Antihypertensive use in clinical practice should remain unchanged, recent study suggests.

Antihypertensive use in clinical practice should remain unchanged, recent study suggests. Photo: Joseph Sowka, OD. Click image to enlarge.

A recent study looking into the association between antihypertensive use clinically and cataract risk found that this class of drugs was not associated with an increased prevalence of this ocular occurrence. Previous research was inconsistent on the matter.

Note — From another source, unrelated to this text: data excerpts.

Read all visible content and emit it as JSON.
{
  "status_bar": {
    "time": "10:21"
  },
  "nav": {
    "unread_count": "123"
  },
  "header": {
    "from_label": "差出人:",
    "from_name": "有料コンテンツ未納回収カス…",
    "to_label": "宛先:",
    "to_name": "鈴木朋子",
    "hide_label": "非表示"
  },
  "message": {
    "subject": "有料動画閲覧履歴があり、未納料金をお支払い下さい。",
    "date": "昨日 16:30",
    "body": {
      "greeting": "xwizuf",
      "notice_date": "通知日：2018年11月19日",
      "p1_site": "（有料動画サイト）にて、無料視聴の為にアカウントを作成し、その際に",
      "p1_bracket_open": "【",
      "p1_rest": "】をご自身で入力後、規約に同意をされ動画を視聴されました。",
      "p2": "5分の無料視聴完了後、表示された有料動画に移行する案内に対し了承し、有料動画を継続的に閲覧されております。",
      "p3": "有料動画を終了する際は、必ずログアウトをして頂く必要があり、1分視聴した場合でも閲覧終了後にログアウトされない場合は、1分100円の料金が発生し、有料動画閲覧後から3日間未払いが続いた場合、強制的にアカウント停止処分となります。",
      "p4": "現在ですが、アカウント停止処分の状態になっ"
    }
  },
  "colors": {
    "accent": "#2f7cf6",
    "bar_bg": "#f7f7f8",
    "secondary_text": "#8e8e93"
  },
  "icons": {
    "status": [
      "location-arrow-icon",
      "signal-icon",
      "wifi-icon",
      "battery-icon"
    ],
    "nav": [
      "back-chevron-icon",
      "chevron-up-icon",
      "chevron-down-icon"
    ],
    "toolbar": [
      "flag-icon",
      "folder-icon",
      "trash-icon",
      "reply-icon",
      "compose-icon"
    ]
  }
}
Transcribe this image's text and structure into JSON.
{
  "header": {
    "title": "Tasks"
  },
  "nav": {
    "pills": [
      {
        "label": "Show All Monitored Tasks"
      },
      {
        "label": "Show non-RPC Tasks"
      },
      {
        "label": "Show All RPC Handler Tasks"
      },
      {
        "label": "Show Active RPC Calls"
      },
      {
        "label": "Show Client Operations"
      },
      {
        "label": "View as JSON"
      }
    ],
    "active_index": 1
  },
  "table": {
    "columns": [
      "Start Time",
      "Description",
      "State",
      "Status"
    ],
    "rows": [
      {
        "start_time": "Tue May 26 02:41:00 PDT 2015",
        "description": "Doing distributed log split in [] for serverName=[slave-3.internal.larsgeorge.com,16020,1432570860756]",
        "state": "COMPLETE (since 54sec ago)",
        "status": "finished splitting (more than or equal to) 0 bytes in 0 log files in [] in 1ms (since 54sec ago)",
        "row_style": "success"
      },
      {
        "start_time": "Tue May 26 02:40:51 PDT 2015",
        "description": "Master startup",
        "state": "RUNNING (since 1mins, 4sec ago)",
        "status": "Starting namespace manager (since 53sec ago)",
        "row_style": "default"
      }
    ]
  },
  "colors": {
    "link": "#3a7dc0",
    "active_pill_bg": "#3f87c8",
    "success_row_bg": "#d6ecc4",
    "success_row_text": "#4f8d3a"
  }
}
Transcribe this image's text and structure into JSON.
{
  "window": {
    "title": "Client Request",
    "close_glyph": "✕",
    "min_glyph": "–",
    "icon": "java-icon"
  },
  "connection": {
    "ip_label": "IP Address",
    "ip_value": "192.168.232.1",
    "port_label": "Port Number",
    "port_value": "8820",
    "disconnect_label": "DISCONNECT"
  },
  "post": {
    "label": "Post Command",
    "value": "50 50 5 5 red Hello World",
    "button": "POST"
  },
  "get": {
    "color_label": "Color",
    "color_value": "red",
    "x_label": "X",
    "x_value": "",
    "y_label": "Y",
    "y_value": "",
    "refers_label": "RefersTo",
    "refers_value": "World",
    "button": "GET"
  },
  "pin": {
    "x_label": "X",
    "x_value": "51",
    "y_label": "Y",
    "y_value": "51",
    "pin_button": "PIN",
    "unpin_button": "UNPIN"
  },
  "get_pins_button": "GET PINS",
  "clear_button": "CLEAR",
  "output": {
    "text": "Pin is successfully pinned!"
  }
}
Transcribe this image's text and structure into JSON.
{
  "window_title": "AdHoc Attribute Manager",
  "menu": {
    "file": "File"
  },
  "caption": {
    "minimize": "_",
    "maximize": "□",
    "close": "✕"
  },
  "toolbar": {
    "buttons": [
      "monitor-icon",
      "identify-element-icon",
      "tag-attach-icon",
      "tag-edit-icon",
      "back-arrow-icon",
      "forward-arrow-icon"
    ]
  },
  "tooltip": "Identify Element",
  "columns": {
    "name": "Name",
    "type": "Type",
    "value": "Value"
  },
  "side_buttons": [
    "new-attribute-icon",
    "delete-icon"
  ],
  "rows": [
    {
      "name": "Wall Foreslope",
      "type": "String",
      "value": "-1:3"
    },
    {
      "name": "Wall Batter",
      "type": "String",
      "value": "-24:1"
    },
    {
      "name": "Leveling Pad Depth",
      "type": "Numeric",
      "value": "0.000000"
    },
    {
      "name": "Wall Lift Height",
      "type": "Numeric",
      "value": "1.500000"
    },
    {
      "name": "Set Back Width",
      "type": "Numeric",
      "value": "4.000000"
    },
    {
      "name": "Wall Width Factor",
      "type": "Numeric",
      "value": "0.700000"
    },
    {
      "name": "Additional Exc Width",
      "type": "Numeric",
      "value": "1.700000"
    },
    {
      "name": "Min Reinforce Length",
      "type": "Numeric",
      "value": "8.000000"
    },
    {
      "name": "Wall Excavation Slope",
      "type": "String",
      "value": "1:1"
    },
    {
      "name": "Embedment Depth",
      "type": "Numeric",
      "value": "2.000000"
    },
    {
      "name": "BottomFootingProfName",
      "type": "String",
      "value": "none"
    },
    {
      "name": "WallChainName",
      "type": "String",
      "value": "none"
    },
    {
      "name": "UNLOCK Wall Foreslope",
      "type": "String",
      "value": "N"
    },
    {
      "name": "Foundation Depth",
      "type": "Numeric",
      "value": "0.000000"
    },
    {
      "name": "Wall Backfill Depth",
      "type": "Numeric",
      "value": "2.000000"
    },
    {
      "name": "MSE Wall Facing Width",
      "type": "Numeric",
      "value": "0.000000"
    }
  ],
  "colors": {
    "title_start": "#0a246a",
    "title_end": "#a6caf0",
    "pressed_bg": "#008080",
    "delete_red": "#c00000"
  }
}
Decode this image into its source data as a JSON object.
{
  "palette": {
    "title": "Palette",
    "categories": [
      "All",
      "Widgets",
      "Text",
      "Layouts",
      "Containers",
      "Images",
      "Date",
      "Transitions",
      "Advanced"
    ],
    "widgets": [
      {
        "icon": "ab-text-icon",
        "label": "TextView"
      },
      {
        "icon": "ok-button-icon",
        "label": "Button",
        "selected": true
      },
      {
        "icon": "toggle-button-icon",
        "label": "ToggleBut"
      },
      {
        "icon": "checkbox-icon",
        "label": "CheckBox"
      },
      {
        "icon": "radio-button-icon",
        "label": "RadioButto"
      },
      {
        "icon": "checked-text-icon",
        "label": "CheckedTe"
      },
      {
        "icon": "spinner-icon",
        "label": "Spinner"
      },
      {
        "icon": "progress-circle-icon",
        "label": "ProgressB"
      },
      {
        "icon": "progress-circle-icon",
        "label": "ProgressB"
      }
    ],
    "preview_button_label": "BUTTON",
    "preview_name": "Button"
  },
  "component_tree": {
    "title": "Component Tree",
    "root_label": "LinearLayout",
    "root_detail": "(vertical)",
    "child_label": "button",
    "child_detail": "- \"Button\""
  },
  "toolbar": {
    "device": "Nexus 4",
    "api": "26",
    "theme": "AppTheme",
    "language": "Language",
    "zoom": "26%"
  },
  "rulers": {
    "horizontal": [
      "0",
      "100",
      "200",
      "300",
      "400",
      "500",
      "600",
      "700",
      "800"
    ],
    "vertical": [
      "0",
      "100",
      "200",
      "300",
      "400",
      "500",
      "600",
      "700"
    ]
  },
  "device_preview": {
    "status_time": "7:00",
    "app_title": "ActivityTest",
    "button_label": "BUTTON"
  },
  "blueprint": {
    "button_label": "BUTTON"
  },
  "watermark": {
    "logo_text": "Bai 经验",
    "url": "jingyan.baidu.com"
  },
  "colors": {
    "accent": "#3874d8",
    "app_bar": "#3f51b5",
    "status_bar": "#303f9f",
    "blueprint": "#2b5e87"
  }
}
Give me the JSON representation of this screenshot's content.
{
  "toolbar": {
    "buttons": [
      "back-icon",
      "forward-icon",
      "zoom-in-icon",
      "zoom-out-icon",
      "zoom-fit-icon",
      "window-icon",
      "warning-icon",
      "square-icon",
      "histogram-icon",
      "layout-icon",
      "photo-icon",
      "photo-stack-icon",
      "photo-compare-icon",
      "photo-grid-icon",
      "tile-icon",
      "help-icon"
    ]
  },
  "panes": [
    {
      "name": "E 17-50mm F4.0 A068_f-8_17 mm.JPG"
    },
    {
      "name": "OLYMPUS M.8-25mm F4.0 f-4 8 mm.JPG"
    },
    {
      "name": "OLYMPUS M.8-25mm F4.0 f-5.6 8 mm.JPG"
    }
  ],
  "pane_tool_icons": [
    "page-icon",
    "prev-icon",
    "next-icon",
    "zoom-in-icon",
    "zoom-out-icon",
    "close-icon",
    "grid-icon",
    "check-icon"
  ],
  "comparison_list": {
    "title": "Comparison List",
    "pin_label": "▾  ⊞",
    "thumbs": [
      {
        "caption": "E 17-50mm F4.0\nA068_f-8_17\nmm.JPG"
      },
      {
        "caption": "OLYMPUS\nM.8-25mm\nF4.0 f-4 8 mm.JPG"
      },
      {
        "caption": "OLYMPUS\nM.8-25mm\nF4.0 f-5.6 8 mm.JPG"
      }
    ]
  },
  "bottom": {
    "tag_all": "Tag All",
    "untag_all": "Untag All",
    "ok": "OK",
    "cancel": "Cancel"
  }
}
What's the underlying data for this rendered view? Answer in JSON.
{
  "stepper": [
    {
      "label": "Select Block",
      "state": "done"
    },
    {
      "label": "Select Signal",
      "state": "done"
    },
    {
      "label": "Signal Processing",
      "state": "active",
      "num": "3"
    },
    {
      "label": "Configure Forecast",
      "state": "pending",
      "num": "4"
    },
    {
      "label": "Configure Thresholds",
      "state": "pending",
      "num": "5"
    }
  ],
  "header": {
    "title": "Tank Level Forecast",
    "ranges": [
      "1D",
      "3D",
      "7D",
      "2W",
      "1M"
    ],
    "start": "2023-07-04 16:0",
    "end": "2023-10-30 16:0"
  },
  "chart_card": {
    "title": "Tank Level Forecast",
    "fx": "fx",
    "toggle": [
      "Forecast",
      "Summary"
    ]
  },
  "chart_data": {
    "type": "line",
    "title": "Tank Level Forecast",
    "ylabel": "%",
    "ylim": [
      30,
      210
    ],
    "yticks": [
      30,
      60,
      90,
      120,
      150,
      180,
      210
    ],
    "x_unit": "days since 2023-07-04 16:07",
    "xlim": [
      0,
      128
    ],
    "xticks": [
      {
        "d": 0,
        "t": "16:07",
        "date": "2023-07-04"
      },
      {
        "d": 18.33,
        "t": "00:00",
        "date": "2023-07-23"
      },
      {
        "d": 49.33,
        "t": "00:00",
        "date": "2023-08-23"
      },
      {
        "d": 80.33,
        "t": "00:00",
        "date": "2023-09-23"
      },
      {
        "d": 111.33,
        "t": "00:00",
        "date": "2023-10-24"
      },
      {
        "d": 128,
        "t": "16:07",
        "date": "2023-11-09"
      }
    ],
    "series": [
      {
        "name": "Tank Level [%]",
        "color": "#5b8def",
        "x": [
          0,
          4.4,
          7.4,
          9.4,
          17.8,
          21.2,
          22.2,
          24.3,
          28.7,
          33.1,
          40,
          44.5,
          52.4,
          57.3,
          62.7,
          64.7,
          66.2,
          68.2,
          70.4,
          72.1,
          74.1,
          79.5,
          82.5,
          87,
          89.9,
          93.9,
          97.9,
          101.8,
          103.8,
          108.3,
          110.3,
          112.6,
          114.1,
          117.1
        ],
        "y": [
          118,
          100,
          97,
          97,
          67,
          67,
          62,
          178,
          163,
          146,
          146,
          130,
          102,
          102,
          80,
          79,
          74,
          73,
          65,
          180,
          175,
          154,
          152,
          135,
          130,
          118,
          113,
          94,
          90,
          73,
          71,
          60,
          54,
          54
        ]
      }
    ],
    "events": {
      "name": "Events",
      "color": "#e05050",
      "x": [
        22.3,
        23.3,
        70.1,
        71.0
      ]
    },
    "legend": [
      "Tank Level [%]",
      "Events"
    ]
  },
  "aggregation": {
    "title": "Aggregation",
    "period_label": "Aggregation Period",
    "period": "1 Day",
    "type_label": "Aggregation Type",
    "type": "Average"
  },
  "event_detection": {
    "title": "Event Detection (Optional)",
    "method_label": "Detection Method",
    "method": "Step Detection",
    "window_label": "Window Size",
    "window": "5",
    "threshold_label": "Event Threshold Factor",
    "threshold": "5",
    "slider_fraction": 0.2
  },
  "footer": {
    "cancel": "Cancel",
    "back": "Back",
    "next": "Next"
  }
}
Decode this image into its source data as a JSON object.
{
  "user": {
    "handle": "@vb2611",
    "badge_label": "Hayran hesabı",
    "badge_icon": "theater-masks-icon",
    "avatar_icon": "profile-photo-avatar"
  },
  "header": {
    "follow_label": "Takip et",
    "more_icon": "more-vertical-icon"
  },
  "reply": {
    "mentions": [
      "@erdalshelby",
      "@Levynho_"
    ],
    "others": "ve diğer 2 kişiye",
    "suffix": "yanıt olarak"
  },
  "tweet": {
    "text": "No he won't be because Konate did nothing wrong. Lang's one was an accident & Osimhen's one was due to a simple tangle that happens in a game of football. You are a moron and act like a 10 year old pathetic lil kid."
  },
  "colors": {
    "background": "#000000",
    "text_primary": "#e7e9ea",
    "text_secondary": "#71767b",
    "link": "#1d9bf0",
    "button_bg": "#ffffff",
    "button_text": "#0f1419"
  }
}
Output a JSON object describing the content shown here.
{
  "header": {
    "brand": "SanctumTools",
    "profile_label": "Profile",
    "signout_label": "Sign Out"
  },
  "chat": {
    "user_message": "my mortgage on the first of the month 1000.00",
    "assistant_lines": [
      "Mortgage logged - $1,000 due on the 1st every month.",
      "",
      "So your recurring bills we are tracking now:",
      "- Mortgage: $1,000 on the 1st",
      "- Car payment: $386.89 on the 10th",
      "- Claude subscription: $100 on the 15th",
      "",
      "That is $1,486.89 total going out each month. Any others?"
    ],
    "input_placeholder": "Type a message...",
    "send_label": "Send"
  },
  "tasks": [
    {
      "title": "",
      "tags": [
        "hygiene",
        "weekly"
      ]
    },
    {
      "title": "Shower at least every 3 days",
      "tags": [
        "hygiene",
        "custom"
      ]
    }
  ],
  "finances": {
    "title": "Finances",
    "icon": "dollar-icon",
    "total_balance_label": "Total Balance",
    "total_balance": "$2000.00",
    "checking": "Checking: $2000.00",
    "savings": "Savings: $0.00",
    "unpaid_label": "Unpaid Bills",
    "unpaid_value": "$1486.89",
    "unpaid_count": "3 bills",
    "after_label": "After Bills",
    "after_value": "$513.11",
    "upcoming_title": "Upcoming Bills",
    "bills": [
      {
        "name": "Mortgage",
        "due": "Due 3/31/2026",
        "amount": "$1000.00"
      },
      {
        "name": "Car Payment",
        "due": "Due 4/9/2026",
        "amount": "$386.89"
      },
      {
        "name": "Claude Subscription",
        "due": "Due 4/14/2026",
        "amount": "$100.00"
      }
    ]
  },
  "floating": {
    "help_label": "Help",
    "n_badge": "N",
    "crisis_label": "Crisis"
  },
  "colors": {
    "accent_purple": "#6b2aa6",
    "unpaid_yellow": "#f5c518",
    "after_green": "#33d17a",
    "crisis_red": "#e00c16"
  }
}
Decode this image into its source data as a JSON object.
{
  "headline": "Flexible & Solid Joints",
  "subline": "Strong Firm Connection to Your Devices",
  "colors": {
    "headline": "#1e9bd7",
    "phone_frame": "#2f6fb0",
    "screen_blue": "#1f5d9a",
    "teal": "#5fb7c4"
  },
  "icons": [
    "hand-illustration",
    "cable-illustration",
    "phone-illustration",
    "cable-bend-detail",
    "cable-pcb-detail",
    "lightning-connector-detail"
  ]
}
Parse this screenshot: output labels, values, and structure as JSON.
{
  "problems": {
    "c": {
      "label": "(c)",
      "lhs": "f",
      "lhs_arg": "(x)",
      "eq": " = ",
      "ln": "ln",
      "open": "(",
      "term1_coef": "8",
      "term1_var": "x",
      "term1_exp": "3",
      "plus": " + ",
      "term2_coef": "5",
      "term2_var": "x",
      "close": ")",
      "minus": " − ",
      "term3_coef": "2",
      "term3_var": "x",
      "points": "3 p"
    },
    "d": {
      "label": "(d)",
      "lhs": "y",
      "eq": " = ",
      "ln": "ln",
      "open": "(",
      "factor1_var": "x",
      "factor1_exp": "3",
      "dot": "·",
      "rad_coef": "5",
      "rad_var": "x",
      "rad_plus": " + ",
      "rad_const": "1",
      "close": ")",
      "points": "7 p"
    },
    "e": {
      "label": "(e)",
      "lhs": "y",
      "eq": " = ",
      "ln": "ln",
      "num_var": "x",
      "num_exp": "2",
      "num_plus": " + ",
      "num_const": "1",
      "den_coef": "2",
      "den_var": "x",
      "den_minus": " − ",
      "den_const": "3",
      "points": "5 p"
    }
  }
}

The case-controlled study evaluated the Korean National Health Insurance Service-Health Screening Cohort database from 2002 to 2013. Cases were defined as patients prescribed antihypertensives who underwent cataract surgery between 2010 and 2013. Controls were patients prescribed antihypertensives with no history of cataract diagnosis or surgery between 2002 and 2013. Four controls were matched to each case, and adjusted odds ratios (ORs) and 95% confidence intervals were estimated for cataract risk using a conditional logistic regression model after adjustment.

The analysis included 12,166 cases and 48,664 controls. The adjusted ORs for cataract were 1.18 with thiazide diuretics, 1.12 with beta-blockers, 0.94 with calcium channel blockers, 1.22 with angiotensin-converting enzyme (ACE) inhibitors and 0.97 with angiotensin II receptor blockers compared with non-use of each antihypertensive.

“Given the benefits of treating hypertension, such as the reduction in further complications, we suggest there is no need to change current clinical practice for antihypertensives,” the study authors wrote in their paper for Ophthalmic Epidemiology. “However, in a few sections of drug exposure, the risk of cataract increases with the duration of the use of some antihypertensives, therefore it should be taken into account that hypertension itself may increase the risk of cataracts rather than the use of antihypertensives.”

Yang HL, Byun SJ, Park S, et al. Antihypertensive use and the risk of cataract in patients with hypertension: a nationwide case-control study. Ophthalmic Epidemiol. November 11, 2022. [Epub ahead of print].